Mechanism for performance of energetically modified cement versus corresponding blended cement

• Published in: Cement and concrete research Vol. 35; no. 2; pp. 315 - 323
• Main Authors: Justnes, Harald, Elfgren, Lennart, Ronin, Vladimir
• Format: Journal Article
• Language: English
• Published: New York, NY Elsevier Ltd 01.02.2005; Elsevier Science
• Subjects: Applied sciences; Blended cements; Buildings. Public works; Cement concrete constituents; Cements; Concretes. Mortars.
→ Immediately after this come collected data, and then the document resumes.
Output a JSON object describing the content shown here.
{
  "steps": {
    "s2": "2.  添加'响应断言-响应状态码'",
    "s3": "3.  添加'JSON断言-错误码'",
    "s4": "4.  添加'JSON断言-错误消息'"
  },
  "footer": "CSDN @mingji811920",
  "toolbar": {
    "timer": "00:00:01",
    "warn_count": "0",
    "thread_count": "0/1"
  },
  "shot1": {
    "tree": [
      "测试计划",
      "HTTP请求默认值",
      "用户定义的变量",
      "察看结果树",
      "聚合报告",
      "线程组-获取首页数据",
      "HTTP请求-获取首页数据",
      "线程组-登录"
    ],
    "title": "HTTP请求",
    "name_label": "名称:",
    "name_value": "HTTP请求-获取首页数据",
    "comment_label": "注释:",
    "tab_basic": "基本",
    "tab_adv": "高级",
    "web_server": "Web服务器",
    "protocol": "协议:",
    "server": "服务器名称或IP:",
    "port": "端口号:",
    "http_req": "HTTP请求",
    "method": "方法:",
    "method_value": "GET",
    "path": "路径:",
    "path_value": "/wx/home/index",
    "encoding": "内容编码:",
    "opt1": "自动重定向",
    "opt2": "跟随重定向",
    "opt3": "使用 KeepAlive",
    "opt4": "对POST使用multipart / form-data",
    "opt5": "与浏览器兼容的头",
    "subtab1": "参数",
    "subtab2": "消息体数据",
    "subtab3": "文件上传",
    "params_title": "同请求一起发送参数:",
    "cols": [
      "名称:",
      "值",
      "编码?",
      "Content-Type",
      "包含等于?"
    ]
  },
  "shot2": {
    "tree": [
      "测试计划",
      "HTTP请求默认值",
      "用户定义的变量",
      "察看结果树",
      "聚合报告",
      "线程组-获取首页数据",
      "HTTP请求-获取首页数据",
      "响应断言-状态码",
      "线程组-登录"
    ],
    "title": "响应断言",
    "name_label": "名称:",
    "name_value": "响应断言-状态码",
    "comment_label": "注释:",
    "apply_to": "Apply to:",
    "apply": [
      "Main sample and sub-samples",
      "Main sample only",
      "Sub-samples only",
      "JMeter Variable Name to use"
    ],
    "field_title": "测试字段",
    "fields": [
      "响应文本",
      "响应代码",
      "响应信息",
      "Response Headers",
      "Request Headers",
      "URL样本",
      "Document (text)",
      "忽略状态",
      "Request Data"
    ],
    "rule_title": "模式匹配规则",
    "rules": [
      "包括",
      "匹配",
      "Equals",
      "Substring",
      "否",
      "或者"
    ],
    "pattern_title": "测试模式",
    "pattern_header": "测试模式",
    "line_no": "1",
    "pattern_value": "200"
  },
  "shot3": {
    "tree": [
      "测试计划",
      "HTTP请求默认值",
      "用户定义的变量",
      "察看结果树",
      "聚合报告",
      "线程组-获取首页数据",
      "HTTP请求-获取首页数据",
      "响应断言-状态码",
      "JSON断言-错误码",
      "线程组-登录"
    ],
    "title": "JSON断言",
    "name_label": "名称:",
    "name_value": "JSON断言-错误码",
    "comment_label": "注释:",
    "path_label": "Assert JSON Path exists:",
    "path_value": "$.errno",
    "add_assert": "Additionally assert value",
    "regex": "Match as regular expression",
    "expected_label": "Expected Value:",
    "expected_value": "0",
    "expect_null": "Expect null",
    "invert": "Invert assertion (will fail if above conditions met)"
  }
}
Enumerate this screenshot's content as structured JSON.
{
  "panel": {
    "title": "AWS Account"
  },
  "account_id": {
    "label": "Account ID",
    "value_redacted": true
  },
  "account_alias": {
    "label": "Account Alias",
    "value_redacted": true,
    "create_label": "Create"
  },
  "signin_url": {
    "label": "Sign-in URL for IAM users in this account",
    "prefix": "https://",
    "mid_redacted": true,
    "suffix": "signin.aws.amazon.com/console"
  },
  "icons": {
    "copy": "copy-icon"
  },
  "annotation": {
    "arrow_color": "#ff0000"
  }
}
Grouts; Exact sciences and technology; Fly ash; General (composition, classification, performance, standards, patents, etc.); Grinding; Konstruktionsteknik; Materials; Microstructure; Properties and test methods; Properties of anhydrous and hydrated cement, test methods; Quartz; Structural Engineering; Blended cements; Fly ash; Microstructure; Quartz; Grinding; Performance evaluation; Scanning electron microscopy; Mortar; Thermogravimetry; Compressive strength; Experimental study; Mixture; Characterization; Particle size distribution; Cement paste; Cement
• ISSN: 0008-8846; 1873-3948; 1873-3948
• DOI: 10.1016/j.cemconres.2004.05.022

The microstructure of cement paste of 50/50 mixes of cement/quartz and cement/fly ash, both ground in a special mill [energetically modified cement (EMC) process] and simply blended, have been studied under sealed curing conditions. The grinding process reduced the size of both cement grains and quartz/fly ash markedly and created flaky agglomerates of high inner surface for the finer particles. EMCs had much higher degree of hydration at 1 day, but similar as blends at 28 days. The pores were much finer for EMC paste due to smaller particles as also reflected in the strength. The morphology of calcium hydroxide in EMC paste appeared more mass like. Pozzolanic reaction was insignificant for quartz in EMC, but increased for fly ash. Thus, improved performance of EMC versus OPC can be explained by increased early hydration and extensive pore size refinement of the hardened binder resulting in reduced permeability and diffusivity for concrete.